If you’re wondering why it’s taking so long for congressional Republicans to unite behind an Obamacare Replacement plan when there are several of them out there, look no further than the North Carolina U.S. Senate primary, where “Establishment” candidate Thom Tillis has incautiously said not all aspects of Obamacare are bad, yet appears to be afraid to endorse the “replacement” bill originally cosponsored by the senior senator from that state, Richard Burr. WaPo’s Greg Sargent has more:
Tillis has so far refrained from endorsing the Burr plan. And similarly, in interviews, he has claimed that of course he would replace Obamacare with something that would protect people with preexisting conditions and others who need protection, without specifying what that replacement would be. Republicans appear increasingly aware that they can’t be just for repeal, and have to promise replacements that would accomplishment some of what Obamacare accomplishes….

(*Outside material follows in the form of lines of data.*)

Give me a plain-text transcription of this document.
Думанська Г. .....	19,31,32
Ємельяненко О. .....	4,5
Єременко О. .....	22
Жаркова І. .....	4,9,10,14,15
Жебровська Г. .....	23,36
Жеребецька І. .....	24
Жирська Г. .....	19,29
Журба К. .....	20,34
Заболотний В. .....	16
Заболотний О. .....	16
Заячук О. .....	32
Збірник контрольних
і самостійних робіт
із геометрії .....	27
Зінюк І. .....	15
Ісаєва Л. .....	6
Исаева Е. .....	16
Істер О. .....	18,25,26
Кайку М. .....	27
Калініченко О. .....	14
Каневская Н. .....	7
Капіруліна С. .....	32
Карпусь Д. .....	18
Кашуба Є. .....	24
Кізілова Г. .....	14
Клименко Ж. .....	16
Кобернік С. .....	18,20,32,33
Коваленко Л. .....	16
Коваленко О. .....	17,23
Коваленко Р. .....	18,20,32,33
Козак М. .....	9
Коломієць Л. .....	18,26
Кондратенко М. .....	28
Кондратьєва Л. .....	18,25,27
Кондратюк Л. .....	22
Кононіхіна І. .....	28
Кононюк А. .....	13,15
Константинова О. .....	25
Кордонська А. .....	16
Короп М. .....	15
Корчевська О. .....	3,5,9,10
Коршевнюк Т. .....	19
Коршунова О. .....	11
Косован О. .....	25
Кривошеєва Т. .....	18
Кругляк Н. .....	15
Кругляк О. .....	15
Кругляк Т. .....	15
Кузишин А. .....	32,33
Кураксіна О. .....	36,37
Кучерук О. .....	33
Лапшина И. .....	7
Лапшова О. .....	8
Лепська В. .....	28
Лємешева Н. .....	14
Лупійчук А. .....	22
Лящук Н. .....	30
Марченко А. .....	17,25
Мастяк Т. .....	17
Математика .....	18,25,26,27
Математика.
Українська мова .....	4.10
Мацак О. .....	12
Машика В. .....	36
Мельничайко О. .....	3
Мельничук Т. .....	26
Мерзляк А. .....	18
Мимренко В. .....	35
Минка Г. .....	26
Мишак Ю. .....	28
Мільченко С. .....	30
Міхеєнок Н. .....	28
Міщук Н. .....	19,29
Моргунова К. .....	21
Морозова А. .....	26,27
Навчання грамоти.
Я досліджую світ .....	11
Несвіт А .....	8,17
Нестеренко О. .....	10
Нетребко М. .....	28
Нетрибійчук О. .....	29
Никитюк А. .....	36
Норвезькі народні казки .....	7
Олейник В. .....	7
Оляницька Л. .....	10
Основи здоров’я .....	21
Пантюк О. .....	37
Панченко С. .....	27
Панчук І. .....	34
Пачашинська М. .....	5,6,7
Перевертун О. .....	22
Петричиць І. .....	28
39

As the case of Tillis shows…Republicans must also simultaneously remain vague enough about those replacements so as to avoid embracing the tradeoffs they would require — since specificity there risks angering the right. Indeed, Tillis’ embrace of even some of Obamacare’s general goals has drawn fire from his primary opponent, Tea Partyer Greg Brannon.
The Coburn-Burr-Hatch proposal is dangerous politically for a primary-challenged Republican because it simultaneously embraces aspects of Obamacare (an insurance purchasing exchange, albeit one selling “deregulated”–which means less generous–products; and subsidies for purchases on those exchanges by certain low-income folk) and aspects of more conventional conservative health care thinking that are wildly disruptive of the status quo at a time when Republicans are making big hay over Obamacare “disruptions” (notably the partial rollback of the federal tax write-off for employer-based plans). Indeed, messing with employer-based coverage has been a conservative policy pet rock for years, even though GOP politicians have been leery of it since John McCain proposed junking it in 2008, and left himself exposed to a “tax increase” charge.
There simply isn’t, and can’t be, an “Obamacare replacement” proposal that lets everyone who likes the status quo keep it, while dealing with pre-existing condition exclusions, expanding coverage, and holding down costs. This is why Republicans prefer to insist they want to repeal Obamacare and are stilling “working” on a replacement, four years after enactment of the Affordable Care Act.